The routine examination of asymptomatic and symptomatic patients can lead to detection of earlier stage cancers and premalignant lesions. There is no definitive evidence, however, to show that this screening can reduce oral cancer mortality, and there are no randomized controlled trials (RCT) in any Western or other low-risk populations.[9,12,13,14,15]

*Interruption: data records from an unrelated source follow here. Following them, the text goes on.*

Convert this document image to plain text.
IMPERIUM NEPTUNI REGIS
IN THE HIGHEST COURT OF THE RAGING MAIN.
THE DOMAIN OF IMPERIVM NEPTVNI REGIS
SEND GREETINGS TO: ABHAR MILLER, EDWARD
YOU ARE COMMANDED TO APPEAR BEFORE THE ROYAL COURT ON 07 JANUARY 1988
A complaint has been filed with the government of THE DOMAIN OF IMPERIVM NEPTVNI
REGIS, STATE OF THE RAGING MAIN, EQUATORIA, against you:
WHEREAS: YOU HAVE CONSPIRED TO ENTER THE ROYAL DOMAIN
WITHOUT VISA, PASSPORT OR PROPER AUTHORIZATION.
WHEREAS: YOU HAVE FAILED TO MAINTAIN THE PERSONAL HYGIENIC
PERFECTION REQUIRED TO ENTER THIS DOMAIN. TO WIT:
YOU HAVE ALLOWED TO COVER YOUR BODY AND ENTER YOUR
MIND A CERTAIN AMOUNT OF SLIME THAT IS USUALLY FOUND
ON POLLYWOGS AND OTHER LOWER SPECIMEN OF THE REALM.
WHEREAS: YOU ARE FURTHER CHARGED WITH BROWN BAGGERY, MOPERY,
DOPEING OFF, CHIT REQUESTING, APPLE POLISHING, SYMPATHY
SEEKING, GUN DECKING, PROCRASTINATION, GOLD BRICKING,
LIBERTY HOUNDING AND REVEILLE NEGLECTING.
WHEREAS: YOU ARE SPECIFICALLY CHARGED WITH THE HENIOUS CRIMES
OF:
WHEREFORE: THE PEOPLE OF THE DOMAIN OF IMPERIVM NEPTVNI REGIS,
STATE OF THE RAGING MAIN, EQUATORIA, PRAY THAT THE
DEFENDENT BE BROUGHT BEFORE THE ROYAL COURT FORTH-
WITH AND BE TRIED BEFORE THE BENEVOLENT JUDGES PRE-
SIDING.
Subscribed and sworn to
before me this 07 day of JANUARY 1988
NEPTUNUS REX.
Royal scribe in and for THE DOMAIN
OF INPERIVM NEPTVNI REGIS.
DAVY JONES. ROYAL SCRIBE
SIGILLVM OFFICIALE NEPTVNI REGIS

In a single RCT of screening versus usual care, 13 geographic clusters in the Trivandrum district of Kerala, India, were randomly assigned to receive systematic oral visual screening by trained health workers (seven screened clusters, six control clusters) every 3 years for three screening rounds during the period of 1996 to 2004.[16,17,18] Cluster size varied from 5,177 to 12,147 (mean 8,815) participants. The number of interviewed (and analyzed) participants in the screening and control clusters were 87,829 and 80,086, respectively. During the 9-year period of the clinical trial, there were 77 deaths from oral cancer in the screening arm and 87 in the control arm. The cause-specific mortality rates were 16.4 versus 20.7 per 100,000 person-years (relative risk [RR] = 0.79; 95% confidence interval [CI], 0.51–1.22). In a subset analysis restricted to tobacco or alcohol users, the cause-specific mortality rates were 29.9 versus 45.4 per 100,000 person-years (RR = 0.66; 95% CI, 0.45–0.95). In male tobacco or alcohol users, the RR was 0.57 (95% CI, 0.35–0.93) and in female users, the RR was 0.78 (95% CI, 0.43–1.42). There was a qualitative difference in screening effect for nonusers: 3.0 versus 0.9 per 100,000 person-years in the screened and control arms (RR = 3.47; 95% CI, 0.12–96.51). Although there was a higher number of early-stage (I and II) cases in the screened arm versus the control arm (85 vs. 37), the number of late-stage (III and IV) cancers was similar (104 vs. 105). Therefore, there was not a clear, true stage shift, even though the proportion of cases with early-stage disease was higher in the screened arm.
Aside from the issue of generalizability to other populations and from the overall lack of a statistically significant result in cause-specific mortality, serious methodologic problems make interpretation of the results difficult, including lack of detail about the randomization process, lack of allocation concealment, and lack of adjustment for clustering effect. The total number of clusters randomized was small, and there were different distributions of income and household possessions between the two study arms. Withdrawals and dropouts were not clearly described. In summary, the sole randomized trial does not provide solid evidence of a cause-specific mortality benefit associated with systematic oral cavity visual examination.